I have never read an essay to satisfactorily describe how a prose poem works, especially in comparison to typical poems or short prose. And I like prose poems and “sudden” fiction pieces. I’ve just never read anything that really seems to be able to explicate what they’re doing and why they should be prose poems and not line-break poems or shock fictions. This essay from my essay stack is no exception.
It's a mystery piece in my pile called “The Prose Poem: The Example of A Potato” by Karl Johnson. I can’t find any information on this essay or this writer online. There’s a former New York Daily News editor online with that name, but I can’t verify a match. I’m wondering if this might have been a student at either University of Missouri-St. Louis or Sarah Lawrence College and the essay found it's way into my essay class stash. I’m really not sure.
The essay begins by accepting that the words prose and poem contradict each other. And the writer acknowledges the fun of line breaks: why give them up? Seeking for benefits of the prose poem over line breaks, he comes up with “subtlety" as line breaks are so prominent and work so well to illuminate their beginnings and endings. They can be heavy handed, possibly melodramatic, not subtle enough in the middles. I can buy that.
He shows as a delicious example, “A Potato” by Robert Bly.
A Potato
The potato reminds one of an alert desert stone. And it belongs to a race that writes novels of inspired defeat. The potato does not move on its own, and yet there is some motion in its shape, as if a whirlwind paused, then turned into potato flesh when a ghost spit at it. The skin mottles in spots; potato cities are scattered here and there over the planet. In some places papery flakes lift off, light as fog that lifts from early-morning lakes.
Despite all the eyes, little light gets through. Whoever goes inside will find a weighty, meaty thing, damp and cheerful at the same time, obsessive as a bear that keeps crossing the same river.
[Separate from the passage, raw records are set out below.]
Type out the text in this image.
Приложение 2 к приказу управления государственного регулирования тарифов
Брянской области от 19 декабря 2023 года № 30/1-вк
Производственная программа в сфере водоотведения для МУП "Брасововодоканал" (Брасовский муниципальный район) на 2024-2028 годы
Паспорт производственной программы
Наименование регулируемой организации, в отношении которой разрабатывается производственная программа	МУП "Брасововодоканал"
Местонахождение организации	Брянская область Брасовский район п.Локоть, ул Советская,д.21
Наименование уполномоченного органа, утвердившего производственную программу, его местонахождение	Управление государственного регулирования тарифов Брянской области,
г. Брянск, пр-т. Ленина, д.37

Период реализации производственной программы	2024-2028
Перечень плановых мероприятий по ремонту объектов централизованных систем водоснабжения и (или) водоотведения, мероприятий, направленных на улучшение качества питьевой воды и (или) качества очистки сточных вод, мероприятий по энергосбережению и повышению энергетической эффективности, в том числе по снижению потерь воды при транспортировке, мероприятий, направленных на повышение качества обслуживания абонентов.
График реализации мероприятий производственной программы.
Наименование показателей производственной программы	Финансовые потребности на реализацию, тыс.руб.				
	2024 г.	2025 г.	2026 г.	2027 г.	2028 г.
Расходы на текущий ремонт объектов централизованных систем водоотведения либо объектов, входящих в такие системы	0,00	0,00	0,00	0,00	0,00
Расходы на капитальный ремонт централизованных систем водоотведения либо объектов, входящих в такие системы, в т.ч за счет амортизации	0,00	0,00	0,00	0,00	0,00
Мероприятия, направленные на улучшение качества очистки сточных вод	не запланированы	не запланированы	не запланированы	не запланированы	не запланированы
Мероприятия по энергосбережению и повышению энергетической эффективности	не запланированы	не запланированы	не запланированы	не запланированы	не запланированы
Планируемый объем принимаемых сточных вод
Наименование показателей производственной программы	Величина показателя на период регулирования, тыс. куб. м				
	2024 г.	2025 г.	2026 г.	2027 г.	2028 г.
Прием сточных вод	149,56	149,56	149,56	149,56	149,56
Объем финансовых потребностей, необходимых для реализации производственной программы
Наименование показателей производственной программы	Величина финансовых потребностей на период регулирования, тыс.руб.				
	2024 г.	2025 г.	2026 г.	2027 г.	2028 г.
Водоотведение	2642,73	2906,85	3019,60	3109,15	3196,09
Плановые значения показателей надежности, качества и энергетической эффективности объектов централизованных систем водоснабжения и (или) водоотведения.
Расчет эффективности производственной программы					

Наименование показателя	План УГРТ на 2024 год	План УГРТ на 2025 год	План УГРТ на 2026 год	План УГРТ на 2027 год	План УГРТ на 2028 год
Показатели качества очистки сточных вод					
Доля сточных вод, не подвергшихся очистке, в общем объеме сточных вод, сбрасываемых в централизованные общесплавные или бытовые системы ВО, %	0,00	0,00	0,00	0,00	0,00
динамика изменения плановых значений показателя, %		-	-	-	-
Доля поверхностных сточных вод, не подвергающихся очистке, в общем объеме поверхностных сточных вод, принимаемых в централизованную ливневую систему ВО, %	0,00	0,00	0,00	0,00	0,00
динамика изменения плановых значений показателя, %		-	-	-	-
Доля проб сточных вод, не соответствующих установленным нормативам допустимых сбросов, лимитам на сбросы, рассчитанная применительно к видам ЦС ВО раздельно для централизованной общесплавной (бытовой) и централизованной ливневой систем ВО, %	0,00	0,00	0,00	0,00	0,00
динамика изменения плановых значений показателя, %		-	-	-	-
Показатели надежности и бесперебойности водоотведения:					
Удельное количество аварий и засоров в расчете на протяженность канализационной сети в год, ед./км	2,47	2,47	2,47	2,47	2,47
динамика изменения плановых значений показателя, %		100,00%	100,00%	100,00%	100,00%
When the jaw bites into the raw flesh, both tongue and teeth pause astonished, as a bicyclist leans forward when the wind falls. The teeth say, “I never could have imagined it.” The tongue says: “I thought from the cover that there would be a lot of plot….”
Johnson is right to say this prose piece is not a short of fiction. But I disagree about why. I would say the piece lacks a narrative, scene or dialogue that brings fiction to life. Johnson lists poetic elements like metaphors, similes, rhyme, assonance, consonance, metrics of iambs, and a feeling of pattern. But fiction can use these tricks-of-trade as well. So this doesn’t really separate the prose poem from the short fiction unless we can all agree on a threshold of figurative language that makes one thing a poet and another thing fiction. But that seems arbitrary and a waste of effort; because as poets experiment toward narrative, fictioneers are pushing experiments back with copious figurative devices.
Is the linebreak missed, Johnson asks? This is often a question I ask myself too. I do eventually make a decision but I’m never at all certain why. Johnson is on target to say, “Sometimes the meaning of a line out of context even contradicts the meaning of the sentence as a whole” but actually this is why poetry with line breaks can be so exciting. Why give up that double meaning that line breaks provide?
Finally, Johnson discusses the poems “broken expectations, taking a literal subject with a reader’s preconceived notions and subverting those “in the last sentence.” Which is a very cool thing, but not something the form of fiction or poems with line breaks cannot do.
But at the end, the essay really starts cooking, illustrating how old the form of prose poem might be. He traces them back to William Carlos Williams in 1918 and back to Baudelaire in 1855, both writers producing books of only prose poems. But he goes further than that to Chinese Writers using the Fu form of rhyming prose and then suggests even the Old Testament qualifies with its patterns and repetitions.